Modin is an early-stage project at UC Berkeley’s RISELab designed to facilitate the use of distributed computing for Data Science. It is a multiprocess Dataframe library with an identical API to pandas that allows users to speed up their Pandas workflows.
Modin accelerates Pandas queries by 4x on an 8-core machine, only requiring users to change a single line of code in their notebooks.
pip install modin
if using dask
pip install modin[dask]
import modin by typing
import modin.pandas as pd
It uses all CPU cores to import csv file and it is almost like pandas.

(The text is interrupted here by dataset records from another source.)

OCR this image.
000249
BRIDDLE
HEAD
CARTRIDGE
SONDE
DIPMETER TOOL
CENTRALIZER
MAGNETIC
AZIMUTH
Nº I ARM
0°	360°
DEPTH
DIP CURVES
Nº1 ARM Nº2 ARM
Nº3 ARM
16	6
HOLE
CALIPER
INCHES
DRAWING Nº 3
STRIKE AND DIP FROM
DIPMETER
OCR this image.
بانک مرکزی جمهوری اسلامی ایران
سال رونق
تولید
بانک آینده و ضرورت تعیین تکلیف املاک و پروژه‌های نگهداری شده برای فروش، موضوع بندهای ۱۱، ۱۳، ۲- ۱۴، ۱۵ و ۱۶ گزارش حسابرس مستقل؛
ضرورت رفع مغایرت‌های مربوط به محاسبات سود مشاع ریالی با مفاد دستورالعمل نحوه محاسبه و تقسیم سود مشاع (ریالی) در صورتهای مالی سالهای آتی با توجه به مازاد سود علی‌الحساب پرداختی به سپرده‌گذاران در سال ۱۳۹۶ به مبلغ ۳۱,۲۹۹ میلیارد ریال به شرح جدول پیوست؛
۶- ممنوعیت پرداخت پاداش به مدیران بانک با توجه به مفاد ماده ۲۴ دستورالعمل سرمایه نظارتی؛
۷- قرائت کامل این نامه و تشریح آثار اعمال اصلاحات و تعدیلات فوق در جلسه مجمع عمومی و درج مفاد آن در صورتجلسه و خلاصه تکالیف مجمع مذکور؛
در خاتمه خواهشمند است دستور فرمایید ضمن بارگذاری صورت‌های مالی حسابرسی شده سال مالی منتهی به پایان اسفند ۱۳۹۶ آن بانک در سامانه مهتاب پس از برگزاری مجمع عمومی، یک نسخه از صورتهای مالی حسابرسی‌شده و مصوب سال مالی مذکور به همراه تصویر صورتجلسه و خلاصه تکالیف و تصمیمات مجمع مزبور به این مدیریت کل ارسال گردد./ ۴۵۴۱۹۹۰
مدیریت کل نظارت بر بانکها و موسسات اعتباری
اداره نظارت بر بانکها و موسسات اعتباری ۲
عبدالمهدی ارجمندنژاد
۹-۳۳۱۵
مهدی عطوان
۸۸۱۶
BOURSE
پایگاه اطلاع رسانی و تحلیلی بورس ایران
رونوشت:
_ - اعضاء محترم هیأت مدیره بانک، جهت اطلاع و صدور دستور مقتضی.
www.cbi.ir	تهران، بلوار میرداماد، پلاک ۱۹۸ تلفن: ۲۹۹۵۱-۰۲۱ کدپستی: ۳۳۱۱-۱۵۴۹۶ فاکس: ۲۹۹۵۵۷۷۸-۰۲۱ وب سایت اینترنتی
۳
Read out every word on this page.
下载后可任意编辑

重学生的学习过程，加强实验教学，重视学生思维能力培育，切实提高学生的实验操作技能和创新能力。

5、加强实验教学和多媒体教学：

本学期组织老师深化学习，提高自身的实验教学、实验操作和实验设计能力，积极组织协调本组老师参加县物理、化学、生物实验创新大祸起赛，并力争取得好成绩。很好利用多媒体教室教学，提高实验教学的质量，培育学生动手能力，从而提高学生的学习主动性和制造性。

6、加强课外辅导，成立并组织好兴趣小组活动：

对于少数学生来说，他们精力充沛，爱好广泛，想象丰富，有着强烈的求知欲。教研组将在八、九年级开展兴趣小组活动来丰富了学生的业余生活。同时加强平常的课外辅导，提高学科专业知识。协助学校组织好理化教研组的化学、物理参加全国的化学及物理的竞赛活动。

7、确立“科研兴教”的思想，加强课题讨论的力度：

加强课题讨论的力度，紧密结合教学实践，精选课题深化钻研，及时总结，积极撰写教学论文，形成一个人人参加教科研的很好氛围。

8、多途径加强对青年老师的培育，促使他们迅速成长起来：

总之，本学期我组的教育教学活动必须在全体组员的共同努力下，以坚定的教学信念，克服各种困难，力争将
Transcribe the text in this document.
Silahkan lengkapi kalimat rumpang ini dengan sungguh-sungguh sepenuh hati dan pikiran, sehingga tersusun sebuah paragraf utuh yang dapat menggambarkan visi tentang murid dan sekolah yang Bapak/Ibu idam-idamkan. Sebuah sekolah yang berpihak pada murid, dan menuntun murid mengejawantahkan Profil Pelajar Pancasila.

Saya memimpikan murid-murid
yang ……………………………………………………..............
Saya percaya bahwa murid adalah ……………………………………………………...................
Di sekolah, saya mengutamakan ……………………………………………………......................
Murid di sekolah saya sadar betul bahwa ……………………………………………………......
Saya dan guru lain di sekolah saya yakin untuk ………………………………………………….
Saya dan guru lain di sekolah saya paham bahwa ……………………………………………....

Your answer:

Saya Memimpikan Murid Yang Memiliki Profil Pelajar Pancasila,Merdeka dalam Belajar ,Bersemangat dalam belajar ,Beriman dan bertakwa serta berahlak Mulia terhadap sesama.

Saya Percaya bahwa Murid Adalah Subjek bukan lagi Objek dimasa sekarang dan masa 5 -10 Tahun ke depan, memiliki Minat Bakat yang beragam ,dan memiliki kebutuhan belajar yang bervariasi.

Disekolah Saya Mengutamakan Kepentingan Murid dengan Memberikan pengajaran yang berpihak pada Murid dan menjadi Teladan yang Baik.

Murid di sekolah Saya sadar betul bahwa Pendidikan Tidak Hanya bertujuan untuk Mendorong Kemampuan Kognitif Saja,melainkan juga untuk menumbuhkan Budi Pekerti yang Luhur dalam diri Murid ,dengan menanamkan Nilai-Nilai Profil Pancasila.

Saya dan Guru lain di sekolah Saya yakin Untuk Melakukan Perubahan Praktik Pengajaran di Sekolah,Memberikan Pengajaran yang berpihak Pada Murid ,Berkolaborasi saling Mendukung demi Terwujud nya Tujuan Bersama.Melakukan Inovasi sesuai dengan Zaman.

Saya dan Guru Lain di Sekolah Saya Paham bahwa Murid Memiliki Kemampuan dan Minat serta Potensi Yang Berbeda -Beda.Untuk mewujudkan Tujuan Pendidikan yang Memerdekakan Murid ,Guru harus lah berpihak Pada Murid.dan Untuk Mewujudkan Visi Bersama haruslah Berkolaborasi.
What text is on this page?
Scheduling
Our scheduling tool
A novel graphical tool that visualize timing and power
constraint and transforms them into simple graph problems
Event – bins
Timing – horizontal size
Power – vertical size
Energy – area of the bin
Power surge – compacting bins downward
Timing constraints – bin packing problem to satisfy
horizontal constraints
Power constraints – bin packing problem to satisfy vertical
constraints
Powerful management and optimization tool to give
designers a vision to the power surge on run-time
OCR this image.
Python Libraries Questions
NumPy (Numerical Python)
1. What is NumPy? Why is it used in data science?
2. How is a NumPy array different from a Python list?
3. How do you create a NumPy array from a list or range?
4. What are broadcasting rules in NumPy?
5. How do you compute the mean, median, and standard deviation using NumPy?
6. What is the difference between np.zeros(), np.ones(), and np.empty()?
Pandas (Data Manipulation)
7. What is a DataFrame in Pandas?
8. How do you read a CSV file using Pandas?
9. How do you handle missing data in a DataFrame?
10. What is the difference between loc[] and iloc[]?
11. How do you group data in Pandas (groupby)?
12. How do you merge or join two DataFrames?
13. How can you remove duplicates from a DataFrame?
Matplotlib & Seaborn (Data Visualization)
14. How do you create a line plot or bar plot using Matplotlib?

Most of the solutions are helpful here, I would like to say that parallelizing the loading can also help. Simple code below:
import os
import glob
path = r'C:\Users\data' # or whatever your path
data_files = glob.glob(os.path.join(path, "*.psv")) #list of all the files to be read
import reader
from multiprocessing import Pool
def read_psv_all (file_name):
return pd.read_csv(file_name,
delimiter='|', # change this as needed
low_memory=False
)
pool = Pool(processes=3) # can change 3 to number of processors you want to utilize
df_list = pool.map(read_psv_all, data_files)
df = pd.concat(df_list, ignore_index=True,axis=0, sort=False)
Note that if you are using windows/jupyter, it might be a sinister combination to use parallel processing. You might need to use if __name__ == '__main__' in your code.
Along with this, do utilize columns, dtypes which would definitely help.